Q: Where would abicipar fit in the retina specialists’ tool box—alongside existing therapies (and brolucizumab) or in place of them? Or for refractory cases?
A: A full evaluation of the results of both brolucizumab (Novartis) and abicipar would be necessary to make this judgment. A longer duration of action would generally imply one or more of the following: better drug affinity to vascular endothelial growth factor molecules; slower clearance from the retina/subretinal space; or slower breakdown of active components. Longer duration drugs could thus be considered more powerful.

For larger pigment epithelial detachments and more difficult-to-treat AMD lesions, I typically use aflibercept (Eylea, Regeneron). One of the longer-duration drugs would likely replace aflibercept in the near future.

For the less-active and responsive lesions, my first line choice continues to be bevacizumab (Avastin, Roche/Genentech). However, given a longer duration-of-drug effect, some patients may wish for one of these alternatives.

Q: There has been a lot of concern over the inflammation outcomes in the trials. How should clinicians interpret these findings?
A: The two Phase III studies were conducted with A a biological agent that has since been improved. Allergan is conducting a smaller study, MAPLE, with this improved drug product. Biologicals are generally produced using genetically modified bacteria. Companies typically improve the purification process as they
gain experience with this delicate extraction.

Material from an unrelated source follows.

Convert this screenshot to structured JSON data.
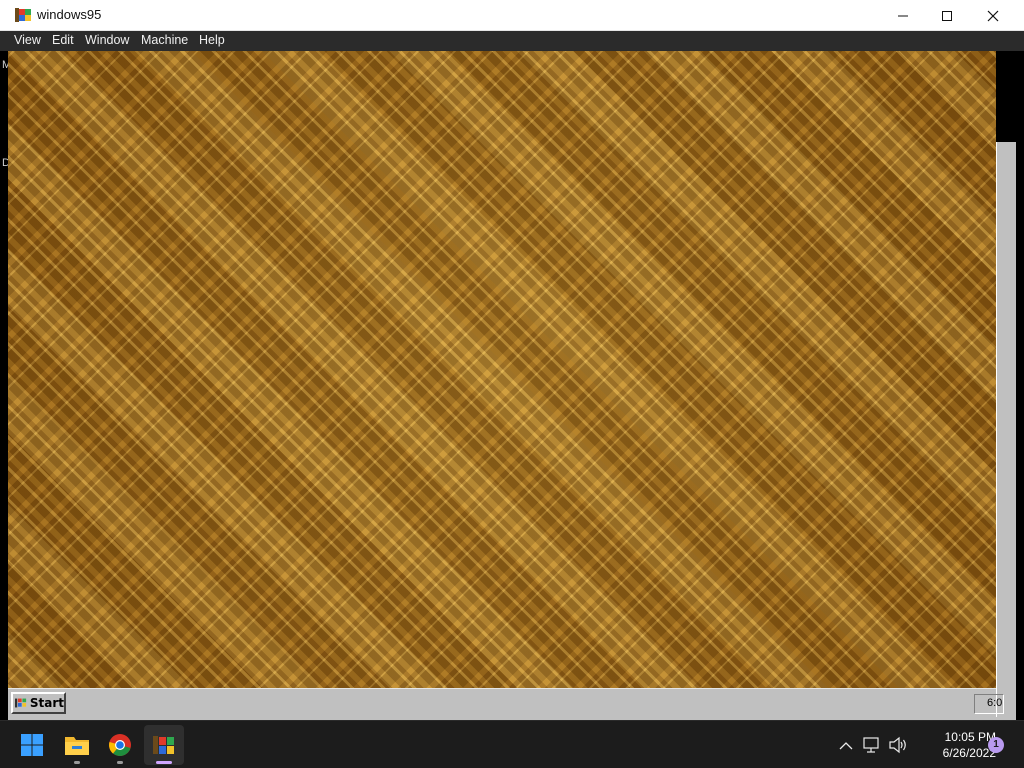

Q: Drilling down into the inflammation issue, did that have any impact on functional vision in study subjects?
A: Allergan has reported that inflammation rates were around 15 percent for both abicipar arms. The full dataset on inflammation-related visual loss has not been disclosed. I would anticipate that this would be presented at a future meeting or formal scientific publication.

Q: What is the next step in the evaluation and development of abicipar?
A: The company has stated that it wishes to file a Biologics License Application within the next six to nine months. Having dosed this drug in my patients over the last few years in multiple trials, I look forward to using this drug in my clinic in the very near future.